Auch auf von der Leyen kommt Ärger zu. Sie hat den „European Green Deal“ 2019 nach ihrer umstrittenen Wahl persönlich ausgerufen und kann sich nun nicht mehr hinter Timmermans verstecken. Der wortgewaltige Niederländer verstand es, seiner Chefin den Rücken freizuhalten und die europäischen Sozialdemokraten und die Gewerkschaften einzubinden.

Von der Leyen muss zudem zwei weitere Personalfragen klären. Zum einen fehlt nach Timmermans’ Abgang ein niederländischer EU-Kommissar.
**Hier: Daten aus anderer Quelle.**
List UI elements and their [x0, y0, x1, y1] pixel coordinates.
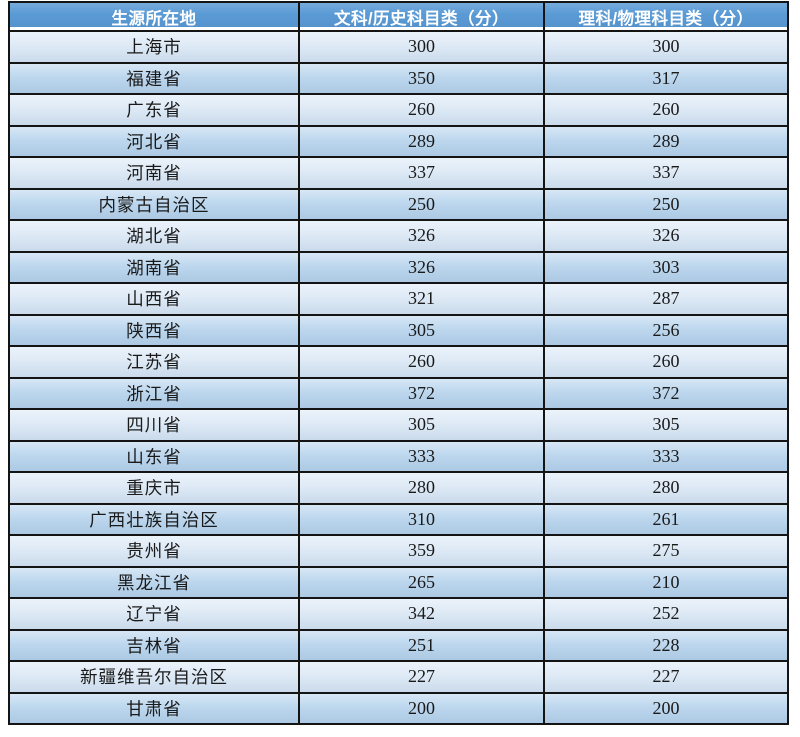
- province-cell: 新疆维吾尔自治区: [8, 660, 300, 694]
- arts-score-cell: 300: [298, 30, 545, 64]
- arts-score-cell: 305: [298, 313, 545, 347]
- arts-score-cell: 260: [298, 93, 545, 127]
- table-body: 上海市 300 300 福建省 350 317 广东省 260 260 河北省 …: [8, 30, 789, 725]
- arts-score-cell: 359: [298, 534, 545, 568]
- province-cell: 贵州省: [8, 534, 300, 568]
- science-score-cell: 317: [543, 61, 789, 95]
- science-score-cell: 303: [543, 250, 789, 284]
- province-cell: 山西省: [8, 282, 300, 316]
- arts-score-cell: 227: [298, 660, 545, 694]
- science-score-cell: 250: [543, 187, 789, 221]
- admission-score-table: 生源所在地 文科/历史科目类（分） 理科/物理科目类（分） 上海市 300 30…: [8, 1, 789, 725]
- province-cell: 山东省: [8, 439, 300, 473]
- table-row: 福建省 350 317: [8, 61, 789, 95]
- arts-score-cell: 260: [298, 345, 545, 379]
- table-row: 广西壮族自治区 310 261: [8, 502, 789, 536]
- province-cell: 湖北省: [8, 219, 300, 253]
- table-row: 江苏省 260 260: [8, 345, 789, 379]
- table-row: 黑龙江省 265 210: [8, 565, 789, 599]
- province-cell: 广西壮族自治区: [8, 502, 300, 536]
- province-cell: 内蒙古自治区: [8, 187, 300, 221]
- science-score-cell: 210: [543, 565, 789, 599]
- province-cell: 甘肃省: [8, 691, 300, 725]
- science-score-cell: 200: [543, 691, 789, 725]
- science-score-cell: 305: [543, 408, 789, 442]
- province-cell: 浙江省: [8, 376, 300, 410]
- province-cell: 四川省: [8, 408, 300, 442]
- table-row: 吉林省 251 228: [8, 628, 789, 662]
- science-score-cell: 260: [543, 93, 789, 127]
- science-score-cell: 260: [543, 345, 789, 379]
- arts-score-cell: 372: [298, 376, 545, 410]
- arts-score-cell: 326: [298, 250, 545, 284]
- table-row: 山东省 333 333: [8, 439, 789, 473]
- column-header-science-score: 理科/物理科目类（分）: [543, 1, 789, 32]
- arts-score-cell: 337: [298, 156, 545, 190]
- province-cell: 福建省: [8, 61, 300, 95]
- table-header: 生源所在地 文科/历史科目类（分） 理科/物理科目类（分）: [8, 1, 789, 32]
- column-header-province: 生源所在地: [8, 1, 300, 32]
- science-score-cell: 300: [543, 30, 789, 64]
- table-row: 湖北省 326 326: [8, 219, 789, 253]
- science-score-cell: 228: [543, 628, 789, 662]
- arts-score-cell: 280: [298, 471, 545, 505]
- arts-score-cell: 200: [298, 691, 545, 725]
- table-row: 甘肃省 200 200: [8, 691, 789, 725]
- table-row: 上海市 300 300: [8, 30, 789, 64]
- science-score-cell: 372: [543, 376, 789, 410]
- province-cell: 陕西省: [8, 313, 300, 347]
- column-header-arts-score: 文科/历史科目类（分）: [298, 1, 545, 32]
- arts-score-cell: 265: [298, 565, 545, 599]
- province-cell: 江苏省: [8, 345, 300, 379]
- science-score-cell: 275: [543, 534, 789, 568]
- province-cell: 黑龙江省: [8, 565, 300, 599]
- table-row: 湖南省 326 303: [8, 250, 789, 284]
- table-row: 贵州省 359 275: [8, 534, 789, 568]
- arts-score-cell: 350: [298, 61, 545, 95]
- arts-score-cell: 310: [298, 502, 545, 536]
- province-cell: 吉林省: [8, 628, 300, 662]
- table-row: 重庆市 280 280: [8, 471, 789, 505]
- science-score-cell: 337: [543, 156, 789, 190]
- science-score-cell: 333: [543, 439, 789, 473]
- arts-score-cell: 321: [298, 282, 545, 316]
- science-score-cell: 287: [543, 282, 789, 316]
- table-row: 辽宁省 342 252: [8, 597, 789, 631]
- table-row: 四川省 305 305: [8, 408, 789, 442]
- science-score-cell: 256: [543, 313, 789, 347]
- province-cell: 河北省: [8, 124, 300, 158]
- table-row: 山西省 321 287: [8, 282, 789, 316]
- province-cell: 广东省: [8, 93, 300, 127]
- science-score-cell: 227: [543, 660, 789, 694]
- arts-score-cell: 326: [298, 219, 545, 253]
- arts-score-cell: 251: [298, 628, 545, 662]
- header-row: 生源所在地 文科/历史科目类（分） 理科/物理科目类（分）: [8, 1, 789, 32]
- table-row: 新疆维吾尔自治区 227 227: [8, 660, 789, 694]
- province-cell: 上海市: [8, 30, 300, 64]
- province-cell: 河南省: [8, 156, 300, 190]
- table-row: 浙江省 372 372: [8, 376, 789, 410]
- science-score-cell: 280: [543, 471, 789, 505]
- table-row: 河北省 289 289: [8, 124, 789, 158]
- table-row: 内蒙古自治区 250 250: [8, 187, 789, 221]
- table-row: 河南省 337 337: [8, 156, 789, 190]
- province-cell: 湖南省: [8, 250, 300, 284]
- science-score-cell: 326: [543, 219, 789, 253]
- science-score-cell: 261: [543, 502, 789, 536]
- arts-score-cell: 342: [298, 597, 545, 631]
- science-score-cell: 289: [543, 124, 789, 158]
- table-row: 广东省 260 260: [8, 93, 789, 127]
- province-cell: 辽宁省: [8, 597, 300, 631]
- arts-score-cell: 305: [298, 408, 545, 442]
- arts-score-cell: 333: [298, 439, 545, 473]
- science-score-cell: 252: [543, 597, 789, 631]
- arts-score-cell: 289: [298, 124, 545, 158]
- table-row: 陕西省 305 256: [8, 313, 789, 347]
- arts-score-cell: 250: [298, 187, 545, 221]
- province-cell: 重庆市: [8, 471, 300, 505]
Wann und wen die scheidende Regierung in Den Haag nominiert, ist offen. Der oder die Kandidatin muss nicht nur zu von der Leyen passen, sondern auch dem EU-Parlament ge­fallen.

Zum anderen droht der nächste Abgang: Wettbewerbskommissarin Margrethe Vestager. Die Dänin möchte den scheidenden Chef der Europäischen Investitionsbank ablösen, den Deutschen Werner Hoyer (FDP). Kommt es so, ist von der Leyen fast allein zu Haus.

In der Kommission gilt nur noch der Franzose Thierry Breton als Schwergewicht. Der Binnenmarkt-Kommissar hat sich im Kampf gegen die US-Internetriesen und bei der Aufrüstung der einstigen Friedensunion EU profiliert. Er könnte sich 2024 um die Leitung der nächsten Kommission bewerben – wie von der Leyen.